Les mauvais comptes libyens de François Fillon
François Fillon l'a écrit à un député : “La France ne peut pas être considérée comme un fournisseur important d’armement de la Libye”. Les chiffres du ministère de la Défense le contredisent.
La France n’a jamais eu une coopération d’ampleur avec la Libye en matière de défense et d’armement, par comparaison à d’autres fournisseurs plus importants.
Le Premier ministre l’a affirmé le 26 juillet en réponse à une question écrite du député du Nord Jean-Jacques Candelier. Sur quels chiffres s’appuie-t-il ? Contacté par OWNI, Matignon botte en touche : “Ça concerne le MAE (ministère des Affaires étrangères) et le ministère de la Défense”. Ce dernier suggère les chiffres de livraison car “ils sont plus concrets” et renvoie à son tour vers la Direction Générale de l’Armement, incapable de répondre avec certitude : “Il s’agit de petites sommes.”
Avec 72 millions de matériel militaire livré à la Libye entre 2007 et 2009, la France est sur la troisième marche du podium européen, après Malte (80 millions) et l’Italie (74,5 millions). Un gouffre sépare le trio de tête des suivants ; le montant des livraisons du quatrième exportateur européen, le Portugal, ne s’élèvant qu’à 11 millions d’euros.
François Fillon se référait-il aux montants des licences autorisant l’exportation de matériel militaire (AEMG) ? Entre 2005, soit trois mois après la levée de l’embargo sur les ventes d’armes à la Libye, et 2009, Paris a délivré de telles licences pour un montant de 210 millions d’euros. La France se classe ainsi deuxième exportateur européen derrière l’Italie (277 millions), loin devant la Grande-Bretagne, troisième exportateur pour un montant de 119 millions d’euros.
Qu’en est-il des prises de commande ? C’est sur ce chiffre que le ministre de la Défense s’était appuyé pour présenter “les performances françaises en matière d’exportations d’armement” en réponse à une question écrite du député de Meurthe-et-Moselle Hervé Féron. Contrairement aux AEMG et aux livraisons, le journal officiel de l’Union européenne ne publie pas le montant des prises de commande pour tous les États membres.

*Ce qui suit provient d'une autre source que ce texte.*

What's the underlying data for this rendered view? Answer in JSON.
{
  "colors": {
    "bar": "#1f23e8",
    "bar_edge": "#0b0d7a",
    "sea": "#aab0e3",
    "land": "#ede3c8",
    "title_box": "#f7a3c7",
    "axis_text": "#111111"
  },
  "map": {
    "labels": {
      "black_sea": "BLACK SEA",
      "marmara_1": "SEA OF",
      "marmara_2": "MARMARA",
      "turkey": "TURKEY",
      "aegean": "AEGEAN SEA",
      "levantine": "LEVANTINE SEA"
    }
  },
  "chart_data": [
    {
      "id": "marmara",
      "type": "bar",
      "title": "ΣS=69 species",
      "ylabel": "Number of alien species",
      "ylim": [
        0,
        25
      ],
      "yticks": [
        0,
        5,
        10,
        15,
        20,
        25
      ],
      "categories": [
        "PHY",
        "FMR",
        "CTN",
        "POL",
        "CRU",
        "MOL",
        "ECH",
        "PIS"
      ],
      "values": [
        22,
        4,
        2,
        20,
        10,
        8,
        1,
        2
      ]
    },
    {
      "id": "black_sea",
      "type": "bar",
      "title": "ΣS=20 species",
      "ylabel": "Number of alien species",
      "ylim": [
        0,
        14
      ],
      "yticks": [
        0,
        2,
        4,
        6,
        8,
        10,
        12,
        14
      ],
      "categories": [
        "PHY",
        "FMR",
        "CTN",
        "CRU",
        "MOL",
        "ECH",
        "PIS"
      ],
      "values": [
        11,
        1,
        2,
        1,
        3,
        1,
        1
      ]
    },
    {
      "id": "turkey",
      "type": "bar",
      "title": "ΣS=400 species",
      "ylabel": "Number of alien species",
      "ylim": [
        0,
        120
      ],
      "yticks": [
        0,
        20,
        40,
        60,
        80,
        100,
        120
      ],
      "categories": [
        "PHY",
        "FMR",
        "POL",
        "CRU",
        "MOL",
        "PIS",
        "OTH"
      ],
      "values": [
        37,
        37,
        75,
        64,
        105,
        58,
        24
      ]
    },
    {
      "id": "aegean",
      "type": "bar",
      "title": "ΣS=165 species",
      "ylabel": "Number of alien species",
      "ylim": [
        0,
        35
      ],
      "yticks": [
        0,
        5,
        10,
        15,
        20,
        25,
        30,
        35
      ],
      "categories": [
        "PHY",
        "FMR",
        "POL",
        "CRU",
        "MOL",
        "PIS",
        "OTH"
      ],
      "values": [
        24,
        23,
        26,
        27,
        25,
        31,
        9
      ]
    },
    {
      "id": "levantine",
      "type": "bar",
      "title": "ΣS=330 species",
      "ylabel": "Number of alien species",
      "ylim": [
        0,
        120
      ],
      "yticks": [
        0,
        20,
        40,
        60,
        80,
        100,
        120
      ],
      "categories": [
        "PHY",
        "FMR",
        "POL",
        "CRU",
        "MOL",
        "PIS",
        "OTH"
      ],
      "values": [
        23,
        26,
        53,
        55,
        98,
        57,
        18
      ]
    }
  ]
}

Selon le rapport au Parlement sur les exportations d’armement de la France, publié tous les ans par le ministère de la Défense, les prises de commande libyenne d’armement français se chiffrent à 316 millions d’euros entre 2007 et 2009, dont 296 millions passées en 2007, année de libération des infirmières bulgares et de la visite de Kadhafi à Paris. C’est ainsi que la France, deuxième ou troisième exportateur européen d’armes à la Libye, “ne peut pas être considérée comme un fournisseur important d’armement de la Libye”…
La licence inconnue
La procédure d’exportation de matériel militaire se décompose en quatre étapes en France. Un agrément préalable (AP) est délivré avant la prise de commande (CD). Une commission interministérielle autorise ou non l’exportation en attribuant une AEMG, équivalent d’une “autorisation de sortie” nous explique-t-on à la DGA, puis intervient la livraison du matériel (LV). Soit, en résumé : AP > CD > AEMG > LV.
Chose étonnante, deux AEMG ont été délivrées en 2005 pour un montant de 12,875 millions d’euros ainsi que 17 AEMG en 2006 pour un montant de 36,647 millions d’euros. Aucune prise de commande n’est mentionnée ces années-là. À OWNI, la DGA explique qu’il s’agit “d’AETMG, de licences temporaires, qui concernent l’envoi de matériel pour des démonstrations”. 17 AETMG ont ainsi été délivrées en 2005 et 1 AETMG en 2005. Reste donc une licence en 2005. Pour la DGA, elle est liée à “des contrats passés dans les années 1980″, sans donner plus de précision.